We’ll start with a single Kahuna instance, with public Internet exposure. The instance’s hostname will be kowabunga-kahuna-1 and it has 2 network adapters and associated IP addresses:

a private one, 10.0.0.1, in the event we’d need to peer further one with other instances for hugh-availability.
a public one, 1.2.3.4, exposed as kowabunga.acme.com for WebUI, REST API calls to the orchestrator and WebSocket agents endpoint. It’ll also be exposed as grafana.acme.com, logs.acme.com and metrics.acme.com for Kiwi and Kaktus to push logs and and metrics and allow for service’s metrology.

Next is the main (and only) region, EU-WEST and its single zone, EU-WEST-A. The region/zone will feature 2 Kiwi instances and 3 Kaktus ones.
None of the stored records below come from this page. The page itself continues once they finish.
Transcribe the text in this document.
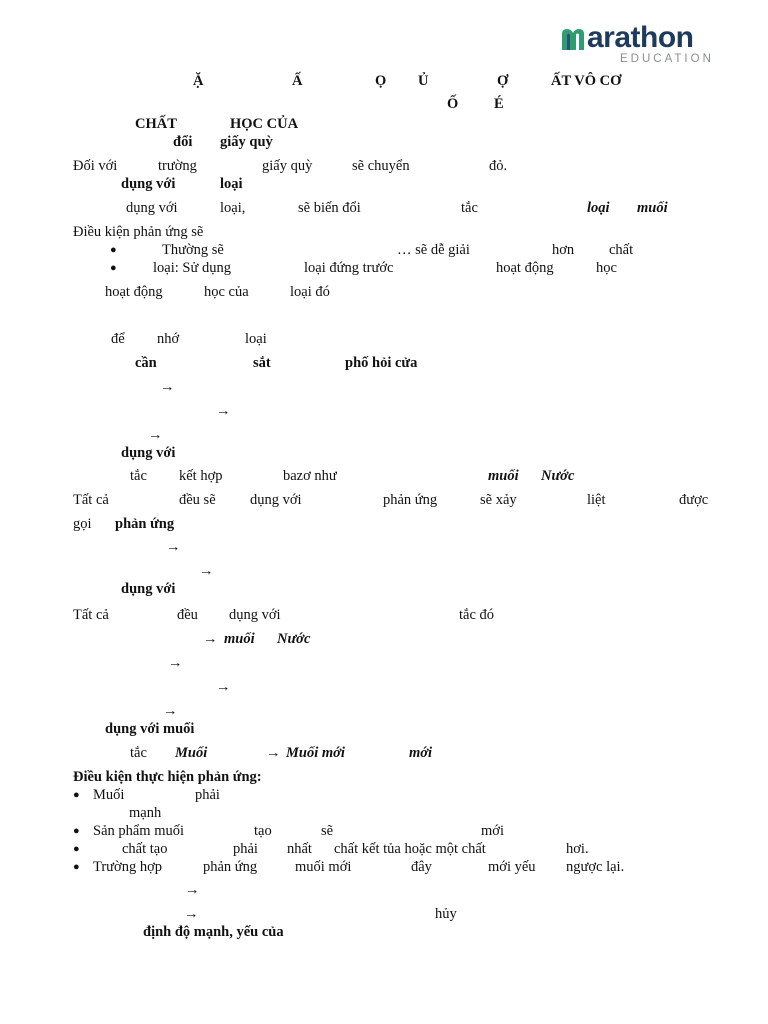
arathon
EDUCATION
Ặ	Ấ	Ọ Ủ	Ợ	ẤT VÔ CƠ
Ố É
CHẤT	HỌC CỦA
đổi giấy quỳ
Đối với	trường	giấy quỳ	sẽ chuyển	đỏ.
dụng với	loại
dụng với	loại,	sẽ biến đổi	tắc	loại muối
Điều kiện phản ứng sẽ
●	Thường sẽ	… sẽ dễ giải	hơn chất
●	loại: Sử dụng	loại đứng trước	hoạt động	học
hoạt động	học của	loại đó
để nhớ	loại
cần	sắt	phố hỏi cửa
→
→
→
dụng với
tắc kết hợp	bazơ như	muối Nước
Tất cả	đều sẽ dụng với	phản ứng	sẽ xảy	liệt	được
gọi phản ứng
→
→
dụng với
Tất cả	đều dụng với	tắc đó
→ muối Nước
→
→
→
dụng với muối
tắc Muối	→ Muối mới	mới
Điều kiện thực hiện phản ứng:
● Muối	phải
mạnh
● Sản phẩm muối	tạo	sẽ	mới
●	chất tạo	phải nhất chất kết tủa hoặc một chất	hơi.
● Trường hợp	phản ứng	muối mới	đây	mới yếu ngược lại.
→
→	hủy
định độ mạnh, yếu của
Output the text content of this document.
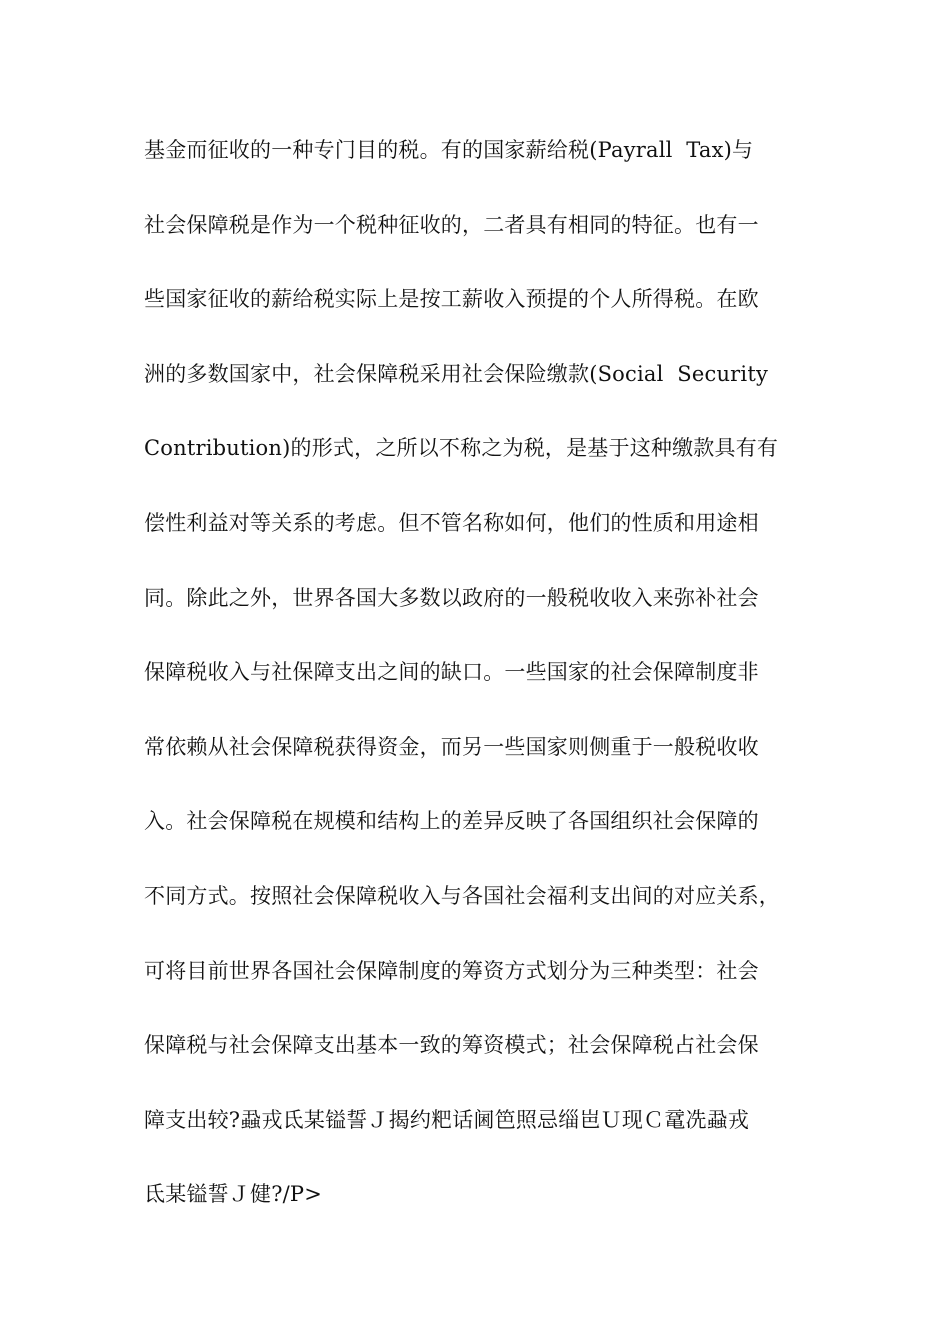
基金而征收的一种专门目的税。有的国家薪给税(Payrall  Tax)与
社会保障税是作为一个税种征收的，二者具有相同的特征。也有一
些国家征收的薪给税实际上是按工薪收入预提的个人所得税。在欧
洲的多数国家中，社会保障税采用社会保险缴款(Social  Security
Contribution)的形式，之所以不称之为税，是基于这种缴款具有有
偿性利益对等关系的考虑。但不管名称如何，他们的性质和用途相
同。除此之外，世界各国大多数以政府的一般税收收入来弥补社会
保障税收入与社保障支出之间的缺口。一些国家的社会保障制度非
常依赖从社会保障税获得资金，而另一些国家则侧重于一般税收收
入。社会保障税在规模和结构上的差异反映了各国组织社会保障的
不同方式。按照社会保障税收入与各国社会福利支出间的对应关系，
可将目前世界各国社会保障制度的筹资方式划分为三种类型：社会
保障税与社会保障支出基本一致的筹资模式；社会保障税占社会保
障支出较?蝨戎氐某镒誓Ｊ揭约粑话阃笆照忌缁岜Ｕ现Ｃ鼋冼蝨戎
氐某镒誓Ｊ健?/P>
All instances will be connected under the same L2 network layer (as defined in requirements) and we’ll use different VLANs and associated network subnets to isolate content:

VLAN 0 (i.e. no VLAN) will be used as public segment, with associated RIPE block 4.5.6.0/26. All Kaktus instances will be able to bind these public IPs and translate those to Kompute virtual machine instances through bridged network adapters.
VLAN101 will be used as default, administration VLAN, with associated 10.50.101.0/24 subnet. All Kiwi and Kaktus instances will be part of.
VLAN102 will be used for Ceph backpanel, with associated 10.50.102.0/24 subnet. While not mandatory, this allows differentiating the administrative control plane traffic from pure storage cluster data synchronization. This allows for better traffic shaping and monitoring, if ever needs be. Note that on enterprise-grade production systems, Ceph project would recommend to use dedicated NIC for Ceph traffic, so isolation here makes sense.
VLAN201 to VLAN209 would be application VLANs. Kiwi will bind them, being region’s router, but Kaktus don’t. Instantiated VMs will however, through bridged network adapters.

Warning

It is suggested to use manual fixed-address for Kiwi and Kaktus instances. Being critical, you wouldn’t jeopardize the risk of service interruption because of a DHCP lease issue.

Note

Note that while Kiwi instances have static IP addresses (namely .2 and .3), they’ll also use a .1 as virtual IP (VIP), which is used for failover. Consequently, the .1 will always be the network’s router/gateway here, whichever Kiwi instace will hold it.